The WHO director general, Tedros Adhanom Ghebreyegsus, in July urged Moderna and Pfizer to increase vaccine supply to poor countries, noting that wealthier countries are ordering millions of booster doses, before other countries have had supplies to vaccinate their health workers and most vulnerable. Infection rates are surging in southern Africa, Central Asia and South America. ‘It is within the collective power of a few countries to step up and ensure that vaccines are shared, manufacturing is increased and that the funds are in place to purchase the tools needed,’ said WHO senior advisor Bruce Aylward at a HWO press conference. ‘There is now some sharing of vaccines happening but it’s still only a trickle, which is being outpaced by variants.’

Regional manufacturing

Only seven African countries have companies operating in vaccine manufacturing, and only Senegal exports a WHO pre-qualified vaccine (for yellow fever). ‘The need for vaccine manufacturing capacity is a point repeatedly made by political leaders [in recent years],’ says Toyin Abiodun, a strategic advisor at the Tony Blair Institute for Global Change, and author of a recent report on the topic. She recommends that Africa’s policymakers mandate an single body to coordinate vaccine procurement and production.

‘Vaccine manufacturers on the continent have struggled to survive,’ says Abiodun, ‘largely to do with high production costs involving issues such as raw materials and skills access, and around quality assurance and poor regulation.’ She is concerned that recent state-backed investments into manufacturing in higher income countries will put African manufacturers at a further cost disadvantage. There are some preliminary moves by both governments and vaccine producers to support domestic firms to ‘fill and finish’ vaccines (rather than manufacture the active ingredients), for example in Senegal and South Africa.
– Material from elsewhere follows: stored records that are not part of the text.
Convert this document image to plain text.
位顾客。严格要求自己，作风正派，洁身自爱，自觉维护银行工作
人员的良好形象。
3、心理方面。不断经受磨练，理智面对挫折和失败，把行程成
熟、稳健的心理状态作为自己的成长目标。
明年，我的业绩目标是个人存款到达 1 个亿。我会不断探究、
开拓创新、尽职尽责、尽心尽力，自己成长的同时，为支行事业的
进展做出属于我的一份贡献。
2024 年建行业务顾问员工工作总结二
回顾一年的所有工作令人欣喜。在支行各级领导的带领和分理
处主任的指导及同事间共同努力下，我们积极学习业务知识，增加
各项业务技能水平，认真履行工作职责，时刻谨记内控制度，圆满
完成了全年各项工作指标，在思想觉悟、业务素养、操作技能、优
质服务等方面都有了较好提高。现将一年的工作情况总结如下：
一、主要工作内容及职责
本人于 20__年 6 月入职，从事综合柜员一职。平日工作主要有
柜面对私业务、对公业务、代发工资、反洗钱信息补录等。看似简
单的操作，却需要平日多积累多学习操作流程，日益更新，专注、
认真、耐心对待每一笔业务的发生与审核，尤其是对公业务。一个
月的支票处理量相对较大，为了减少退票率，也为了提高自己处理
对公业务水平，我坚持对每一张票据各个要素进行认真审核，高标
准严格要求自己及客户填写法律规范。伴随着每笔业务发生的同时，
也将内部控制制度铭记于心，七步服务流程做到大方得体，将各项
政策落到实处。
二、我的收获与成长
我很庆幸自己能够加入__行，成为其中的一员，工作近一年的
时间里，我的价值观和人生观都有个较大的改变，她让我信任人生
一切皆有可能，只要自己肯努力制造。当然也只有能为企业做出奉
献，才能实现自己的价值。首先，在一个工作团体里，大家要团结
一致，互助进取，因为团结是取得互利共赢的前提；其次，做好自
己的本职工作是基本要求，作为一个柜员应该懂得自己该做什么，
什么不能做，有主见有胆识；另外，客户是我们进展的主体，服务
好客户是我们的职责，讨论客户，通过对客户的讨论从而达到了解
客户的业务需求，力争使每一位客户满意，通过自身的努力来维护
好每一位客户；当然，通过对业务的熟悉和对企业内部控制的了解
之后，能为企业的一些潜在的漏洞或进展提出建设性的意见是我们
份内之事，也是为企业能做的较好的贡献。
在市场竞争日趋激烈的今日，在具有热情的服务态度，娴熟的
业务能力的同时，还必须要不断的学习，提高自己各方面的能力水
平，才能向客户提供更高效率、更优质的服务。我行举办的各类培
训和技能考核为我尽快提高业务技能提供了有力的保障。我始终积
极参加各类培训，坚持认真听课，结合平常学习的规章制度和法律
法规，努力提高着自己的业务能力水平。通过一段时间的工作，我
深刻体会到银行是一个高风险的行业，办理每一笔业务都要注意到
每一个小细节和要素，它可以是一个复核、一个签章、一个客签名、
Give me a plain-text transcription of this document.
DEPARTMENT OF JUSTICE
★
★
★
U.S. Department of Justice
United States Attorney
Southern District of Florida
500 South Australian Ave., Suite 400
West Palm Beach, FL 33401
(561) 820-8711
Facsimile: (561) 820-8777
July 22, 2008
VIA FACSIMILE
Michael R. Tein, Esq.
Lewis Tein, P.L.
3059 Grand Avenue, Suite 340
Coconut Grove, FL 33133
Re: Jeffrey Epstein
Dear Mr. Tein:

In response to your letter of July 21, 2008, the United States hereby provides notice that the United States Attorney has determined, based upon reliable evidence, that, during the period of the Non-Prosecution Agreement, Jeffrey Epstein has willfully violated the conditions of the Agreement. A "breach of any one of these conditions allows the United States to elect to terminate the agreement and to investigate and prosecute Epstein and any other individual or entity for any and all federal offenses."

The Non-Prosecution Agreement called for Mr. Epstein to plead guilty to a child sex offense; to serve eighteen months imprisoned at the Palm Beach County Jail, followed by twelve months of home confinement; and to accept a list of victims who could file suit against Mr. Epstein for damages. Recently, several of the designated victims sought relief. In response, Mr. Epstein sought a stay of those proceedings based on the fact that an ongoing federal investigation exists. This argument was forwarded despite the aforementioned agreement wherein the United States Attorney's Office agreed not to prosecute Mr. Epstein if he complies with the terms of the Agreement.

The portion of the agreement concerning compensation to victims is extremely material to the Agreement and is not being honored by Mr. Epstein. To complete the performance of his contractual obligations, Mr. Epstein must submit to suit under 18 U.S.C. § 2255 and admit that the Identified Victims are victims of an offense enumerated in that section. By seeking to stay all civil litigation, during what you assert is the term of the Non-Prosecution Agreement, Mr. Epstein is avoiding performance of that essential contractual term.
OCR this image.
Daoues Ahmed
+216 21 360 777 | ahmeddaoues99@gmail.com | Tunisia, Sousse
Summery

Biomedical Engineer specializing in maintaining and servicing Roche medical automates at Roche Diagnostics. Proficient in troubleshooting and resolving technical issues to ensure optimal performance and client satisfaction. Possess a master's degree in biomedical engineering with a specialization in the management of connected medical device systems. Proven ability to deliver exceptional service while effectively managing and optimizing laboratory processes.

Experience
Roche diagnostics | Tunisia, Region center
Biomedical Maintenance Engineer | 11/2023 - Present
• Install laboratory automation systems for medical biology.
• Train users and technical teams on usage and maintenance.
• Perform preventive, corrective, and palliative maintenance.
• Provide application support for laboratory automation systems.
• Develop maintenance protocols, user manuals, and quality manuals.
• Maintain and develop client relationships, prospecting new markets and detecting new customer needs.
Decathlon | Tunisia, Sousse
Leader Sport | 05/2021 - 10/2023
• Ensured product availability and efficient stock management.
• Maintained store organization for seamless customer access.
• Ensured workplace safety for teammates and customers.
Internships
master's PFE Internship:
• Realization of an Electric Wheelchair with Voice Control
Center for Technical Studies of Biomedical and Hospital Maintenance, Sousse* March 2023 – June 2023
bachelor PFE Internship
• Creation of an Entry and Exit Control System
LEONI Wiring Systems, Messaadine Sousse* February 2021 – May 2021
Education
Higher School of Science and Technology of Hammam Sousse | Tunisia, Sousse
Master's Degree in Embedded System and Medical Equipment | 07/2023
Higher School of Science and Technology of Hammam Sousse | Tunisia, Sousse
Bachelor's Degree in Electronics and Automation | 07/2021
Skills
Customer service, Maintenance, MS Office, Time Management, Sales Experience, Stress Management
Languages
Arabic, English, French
Gavi has switched track and developed a new financing mechanism with the World Bank that will allow Covax make advance purchases from vaccine manufacturers. ‘Many people and organisations are trying to work on current fixes and future solutions,’ notes Barnes-Weise. ‘No one has ever made vaccines for the entire world before.’

‘We have learned that expanding the geographic distribution of vaccine manufacturing capacity is critical to achieving vaccine equity – especially to regions like Africa that do not currently have robust manufacturing capacity,’ says Levine at the Gates Foundation. ‘Recent surges across the world and emerging variants have only exacerbated the global scramble for vaccine doses.’